As I grew up, I realized what I wanted and didn't want from life. It wasn't till I was thirty-five, I realized I was living life in reaction to my father. I wanted what he had without paying the price he paid. But this is not a choice, it's a reaction. That was the year I began to design my life and live my choices. Fifteen years later, I again realized I was living in reaction and it was hidden under a truck load of denial. So I got to work on that. Today I have a life that is unrecognizable. I don't think like I thought I would. I don't feel like I thought I would. I don't look like I thought I would. My marriage is not as I imagined it would be. My parenting is not what I thought it would be. My relationship to time, money and love are all different than I thought they would be.
This all sounds like it would lead to a lot of disappointment, regret, insecurity and anxiety.

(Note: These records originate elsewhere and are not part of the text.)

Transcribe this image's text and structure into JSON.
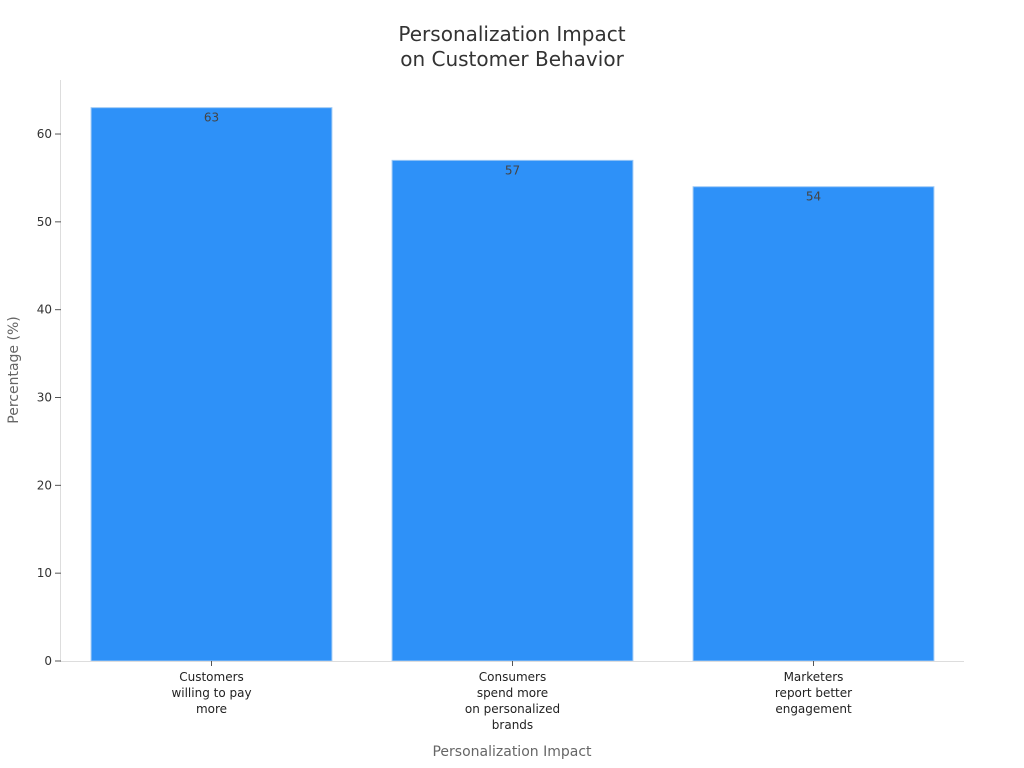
{
  "chart_data": {
    "type": "bar",
    "title": [
      "Personalization Impact",
      "on Customer Behavior"
    ],
    "xlabel": "Personalization Impact",
    "ylabel": "Percentage (%)",
    "categories": [
      [
        "Customers",
        "willing to pay",
        "more"
      ],
      [
        "Consumers",
        "spend more",
        "on personalized",
        "brands"
      ],
      [
        "Marketers",
        "report better",
        "engagement"
      ]
    ],
    "values": [
      63,
      57,
      54
    ],
    "data_labels": [
      "63",
      "57",
      "54"
    ],
    "ylim": [
      0,
      66.15
    ],
    "yticks": [
      0,
      10,
      20,
      30,
      40,
      50,
      60
    ],
    "grid": false,
    "bar_color": "#2e91f8",
    "bar_edge_color": "#9cc8f5"
  }
}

But it has not. I find myself present and at peace. I notice I am calm and resilient in the face of challenges. I have a feeling of both safety and security. I am whole. I like and enjoy myself. I have healed and transformed my life. I am the best version of myself, and I had no idea it would look anything like this.
But isn't that what an amazing life would be? A path to discovery and integration? A journey of magic, miracles and discovery? I will admit it has been uncomfortable at times. But as long as I keep growing and getting new knowledge, skills and experience, my life is fun, satisfying and powerful.
You are likely on a similar path of self discovery. Some days hard and some days joyful. But like we cannot control the wind, we cannot control the outcomes in our lives. This is not to say you should give up hope. On the contrary, set an intention, write down your vision, assess your resources and make an action plan. My garage has a box full of posters from all the plans I have made over the years. Only some of them worked. But they all got me to this moment. And I am having a great time in this moment being present to all the blessings in life and aware of all the life I have yet to live. I wake up excited to discover who and what I get to explore and partner with today. All of it informs my experience of life.
I work on my psychology so as to be the most conscious I can be. I take on my emotional intelligence so I can have the full range of emotions in my life. I bring the full power of my being into this moment so I can have the experience of living a purposeful life. There is ease, but it's not easy. There is flow but it is not effortless. But is it all worth it? It is. By a mile. I love my life. The good, the bad and the ugly. Because all of it forms the journey of a life time. And like traveling anywhere, there are things to see and do, as well as consequences to deal with along the way.